Los transfeminicidios son resultantes de la violencia de estas instituciones, principalmente las religiosas, que justifican el castigo y la misma muerte, imponiendo la heterosexualidad obligatoria. Por medio de mecanismos de disciplinamiento y control, el patriarcado naturaliza la heterosexualidad, asegurando la lealtad y la visión emocional y erótica de las mujeres respecto de los varones. Para mantener el régimen heterosexual, es necesario que la homosexualidad, el lesbianismo y diferentes formas sexuales sean un tabú o una prohibición, haciendo que la heterosexualidad parezca ser la única posibilidad legítima y natural de relacionarse sexoafectivamente.
La heteronormatividad es un régimen político
En este régimen, hay un sentido de propiedad sobre los cuerpos, bajo principios como la ya mencionada maternidad obligatoria y la monogamia femenina.

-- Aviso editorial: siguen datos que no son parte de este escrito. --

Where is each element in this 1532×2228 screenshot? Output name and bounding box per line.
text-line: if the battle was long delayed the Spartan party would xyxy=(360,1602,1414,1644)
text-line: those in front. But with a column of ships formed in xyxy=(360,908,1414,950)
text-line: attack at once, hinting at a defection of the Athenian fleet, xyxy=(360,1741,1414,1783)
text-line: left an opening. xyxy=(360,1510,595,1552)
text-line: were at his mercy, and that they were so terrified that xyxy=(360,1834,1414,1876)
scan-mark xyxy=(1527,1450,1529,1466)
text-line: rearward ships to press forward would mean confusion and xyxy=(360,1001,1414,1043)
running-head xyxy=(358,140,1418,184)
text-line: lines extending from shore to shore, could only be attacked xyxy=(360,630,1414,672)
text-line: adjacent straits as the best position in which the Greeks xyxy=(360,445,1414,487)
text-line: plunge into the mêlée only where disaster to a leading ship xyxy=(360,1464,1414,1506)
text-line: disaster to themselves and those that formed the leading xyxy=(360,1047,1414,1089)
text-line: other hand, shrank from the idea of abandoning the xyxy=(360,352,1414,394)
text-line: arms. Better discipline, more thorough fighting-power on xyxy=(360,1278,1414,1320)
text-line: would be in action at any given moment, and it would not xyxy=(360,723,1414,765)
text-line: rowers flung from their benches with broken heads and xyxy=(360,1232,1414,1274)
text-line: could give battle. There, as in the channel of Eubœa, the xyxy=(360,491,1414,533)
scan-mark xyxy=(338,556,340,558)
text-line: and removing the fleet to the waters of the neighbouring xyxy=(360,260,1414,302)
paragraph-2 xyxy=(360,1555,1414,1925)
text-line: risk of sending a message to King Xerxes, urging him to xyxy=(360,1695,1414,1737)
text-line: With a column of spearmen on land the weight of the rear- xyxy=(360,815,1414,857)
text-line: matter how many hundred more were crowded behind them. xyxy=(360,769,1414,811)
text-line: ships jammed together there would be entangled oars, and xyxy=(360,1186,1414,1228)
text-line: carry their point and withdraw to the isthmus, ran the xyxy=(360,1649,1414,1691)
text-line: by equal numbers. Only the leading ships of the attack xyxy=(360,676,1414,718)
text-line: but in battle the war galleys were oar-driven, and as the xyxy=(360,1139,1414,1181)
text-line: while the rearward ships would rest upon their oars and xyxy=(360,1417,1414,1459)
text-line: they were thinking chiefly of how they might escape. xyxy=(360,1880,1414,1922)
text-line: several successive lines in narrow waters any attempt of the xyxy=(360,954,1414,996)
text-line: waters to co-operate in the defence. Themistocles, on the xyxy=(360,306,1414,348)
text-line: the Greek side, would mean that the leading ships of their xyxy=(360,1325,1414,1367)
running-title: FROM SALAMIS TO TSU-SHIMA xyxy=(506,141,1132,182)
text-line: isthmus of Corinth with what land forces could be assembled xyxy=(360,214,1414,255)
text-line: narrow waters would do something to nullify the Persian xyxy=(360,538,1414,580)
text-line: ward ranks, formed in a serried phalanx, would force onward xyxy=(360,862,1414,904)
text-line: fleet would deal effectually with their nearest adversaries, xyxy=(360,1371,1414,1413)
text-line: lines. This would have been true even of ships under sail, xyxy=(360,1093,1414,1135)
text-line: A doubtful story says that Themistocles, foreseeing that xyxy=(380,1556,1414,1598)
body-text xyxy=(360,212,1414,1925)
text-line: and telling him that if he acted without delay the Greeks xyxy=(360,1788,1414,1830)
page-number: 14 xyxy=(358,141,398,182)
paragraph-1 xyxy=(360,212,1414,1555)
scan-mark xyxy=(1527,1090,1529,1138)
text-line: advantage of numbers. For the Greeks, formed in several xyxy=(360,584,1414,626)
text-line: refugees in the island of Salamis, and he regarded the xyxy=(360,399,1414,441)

El sistema nos clasifica según el acceso sexual que los hombres tienen de nosotras, o sea, nuestra pertenencia en relación a los hombres nos hace ser «buenas» o «malas». Que existan las malas y las buenas es un mecanismo que sirve a este modelo, además para profundizar la enemistad histórica entre mujeres.
La sociedad controla, autoriza o restringe para su propio beneficio las formas cómo nos reproducimos y procreamos, según la necesidad del mercado, ya sea prohibiendo el aborto, o imponiendo esterilizaciones masivas a algunos pueblos.
Las personas disidentes sexuales son quienes, en mayor porcentaje, viven su sexualidad en condiciones precarias. Eso significa que el régimen heterosexual tiene un límite, porque, a pesar de las condiciones precarias, muchas personas se atreven a vivir su vida de otras maneras.
Sin la heterosexualidad obligatoria, no pueden mantener a las mujeres atrapadas para su explotación. Sin la explotación de las mujeres, no pueden mantener al hombre como centro simbólico del mundo productivo. Sin los paradigmas colonizantes, no puede mantenerse el racismo como ideología de dominación. Y, sin esa dominación, no se puede devastar la naturaleza, producir, comerciar y obtener plusvalía.
Para que podamos pensar en procesos emancipatorios, es importante tener un análisis situado, entendiendo que somos diversas y plurales, con contextos e historias que crean cadenas y jerarquías. Esta reflexión colectiva es un proceso emocional, que pretende complejizar nuestros cuestionamientos desde lo que sentimos. Así, posiciona la importancia de retomar y de recuperar en términos políticos nuestros cuerpos, en complicidad con otras para hacer fuerza política emancipadora.
María Dolores Marroquín forma parte de la Alianza Política Sector Mujeres y de la Marcha Mundial de las Mujeres en Guatemala. Este texto es una edición de su ponencia en la Escuela Internacional de Organización Feminista (IFOS, sigla en inglés) que ocurrió en agosto de 2023 en Honduras.